NB I did try manually updating Mesa before upgrading but on an immutable OS like ChimeraOS this is difficult and such changes are often overwritten during updates anyway.

That left option 3. I wasn’t happy with some of Manjaro’s known issues and I wanted the option to use secure boot if I needed, which left openSUSE Tumbleweed. As a version of openSUSE with snapshotting and fast updates, it seemed the best bet. I installed it with KDE to mimic the Steam Deck’s desktop and away I went.

So I finally had installed a Linux distro that could run my games well without issue but how could I make this more console like? The first thing I did was set Steam up to boot into “Big Picture” mode. This has had a revamp and is now much more like the Steam Deck gaming mode layout but misses a few things - you don’t get MangoHud out of the box for instance.

Once I had that, I needed to make sure I could use the PC without getting up off the sofa. I updated the firmware on my Xbox controller and Xbox wireless headset then connected them manually via bluetooth. I then configured Wake on Lan so the PC could be remotely activated as long as it had a wired ethernet connection. I use an iPhone app called “Wake me up” to send the magic wake up packet to my network broadcast address which works like charm.

I then manually installed MangoHud and used GOverlay to globally enable it but set it to hide by default. I set the “toggle” key to F1. I then configured Steam to change the share button on my Xbox controller to actually send and F1 key press and voila, a basic Steam Deck like performance overlay feature is bodged into my configuration. This is useful when tweaking settings to get the best performance as my RX 6700 GPU isn’t quite good enough for 4k at max settings for most new games.

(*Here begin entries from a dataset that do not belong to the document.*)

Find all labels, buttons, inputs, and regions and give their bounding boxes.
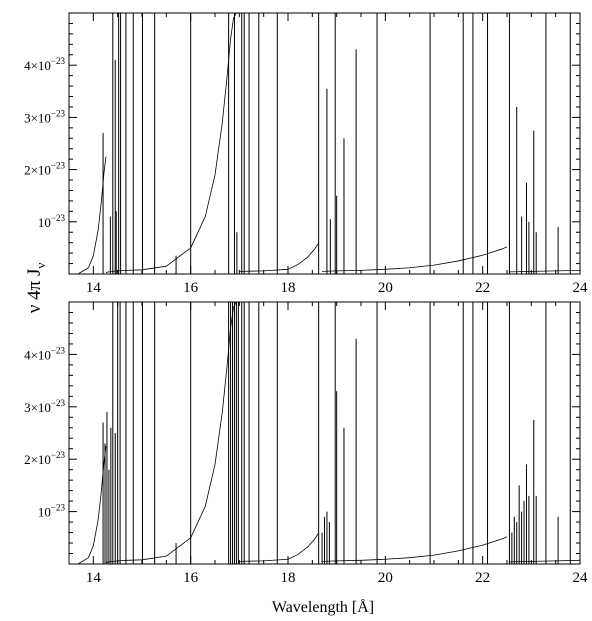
x-tick-label: 14 [86, 280, 102, 296]
x-axis-title: Wavelength [Å] [272, 598, 374, 616]
y-tick-label: 10−23 [38, 213, 66, 230]
continuum-segment-3 [322, 246, 508, 272]
x-tick-label: 14 [86, 570, 102, 586]
y-axis-title: ν 4π Jν [24, 263, 48, 314]
x-tick-label: 24 [573, 280, 589, 296]
x-tick-label: 16 [183, 280, 199, 296]
y-tick-label: 2×10−23 [24, 161, 65, 178]
y-tick-label: 3×10−23 [24, 398, 65, 415]
continuum-segment-3 [322, 536, 508, 562]
bottom-panel: 14 16 18 20 22 24 10−23 2×10−23 3×10−23 4×10−23 [24, 301, 589, 586]
y-axis-title-main: ν 4π J [24, 269, 45, 314]
axes-frame [68, 301, 581, 565]
x-tick-label: 22 [475, 280, 490, 296]
continuum-segment-0 [78, 156, 107, 274]
continuum-segment-4 [509, 559, 580, 563]
plot-area [78, 13, 580, 274]
x-tick-label: 18 [281, 280, 296, 296]
x-tick-label: 22 [475, 570, 490, 586]
y-tick-label: 3×10−23 [24, 108, 65, 125]
x-tick-label: 16 [183, 570, 199, 586]
y-tick-label: 10−23 [38, 503, 66, 520]
continuum-segment-2 [239, 533, 319, 562]
x-tick-label: 24 [573, 570, 589, 586]
y-tick-label: 4×10−23 [24, 345, 65, 362]
y-axis-title-sub: ν [33, 263, 48, 269]
plot-area [78, 302, 580, 564]
continuum-segment-0 [78, 446, 107, 564]
x-tick-label: 20 [378, 570, 393, 586]
axes-frame [68, 12, 581, 275]
continuum-segment-4 [509, 269, 580, 273]
x-tick-label: 20 [378, 280, 393, 296]
y-tick-label: 2×10−23 [24, 450, 65, 467]
x-tick-label: 18 [281, 570, 296, 586]
y-tick-label: 4×10−23 [24, 56, 65, 73]
continuum-segment-2 [239, 243, 319, 272]
top-panel: 14 16 18 20 22 24 10−23 2×10−23 3×10−23 4×10−23 [24, 12, 589, 296]
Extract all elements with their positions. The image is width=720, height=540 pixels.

I was mostly there and switching between my homebrew console and the Steam Deck without issue via Steam Cloud but I suddenly noticed something odd - sometimes some games would crash to the Steam UI without warning but not on the Steam Deck, only my desktop PC. After a bit of reading I realised that I had to boost the vm.max_map_count setting manually to make sure gaming processes didn’t crash when trying to use more memory maps than expected. This solved the problem and made me feel chuffed that I had fixed it myself without giving up again and hopping to a new distro.

I was almost there. The final problem was anytime I wanted to run updates or configure anything non gaming related I had to plug in a keyboard and sit by my TV which was annoying. The solution was simple: VNC! I used Remmina as a client from my Ubuntu laptop. I did have to manually add a firewall exception for VNC via YaST which is an openSUSE tool I’d never used before but after that everything just worked. I’ve not needed to plug anything directly into the PC since; It just sits on the floor by the TV without a care in the world other than the odd dust cleaning session now and then.

Finally, I had it - a working Linux gaming console that gets some updates faster than a Steam Deck does. I’ve had no compatibility issues with it either as anything the Steam Deck can run will run here as well. The joy of Linux means hardware upgrades are simply plug and play as long as my kernel is up to date. With openSUSE tumbleweed this is a given as long as I remember to apply the updates themselves now and then.

Would I recommend this for everybody? No. Is it perfect? Far from it, I’d prefer a real desktop Steam OS release from Valve, but I think we all know not to wait for Valve to do things if they haven’t announced them fully by this point. I don’t have the same ability to lock the framerate or set scaling options as you do on a Steam Deck due to not using gamescope. My MangoHud hack works but isn’t easily configurable while in a game like it is on a deck. Sometimes I get bugs that just don’t happen on the deck because I’m using an entirely different distro although like a deck I can “roll back” to an earlier snapshot should I need to.

All that aside, if you like your Steam Deck but want to game on something a bit beefier with a discrete card without leaving the Linux ecosystem I can heavily recommend this approach. I hope this helps you find a new way to play your PC games. The best part? All of this software is 100% free and most of it is open source. The year of the linux desktop is finally here - sort of.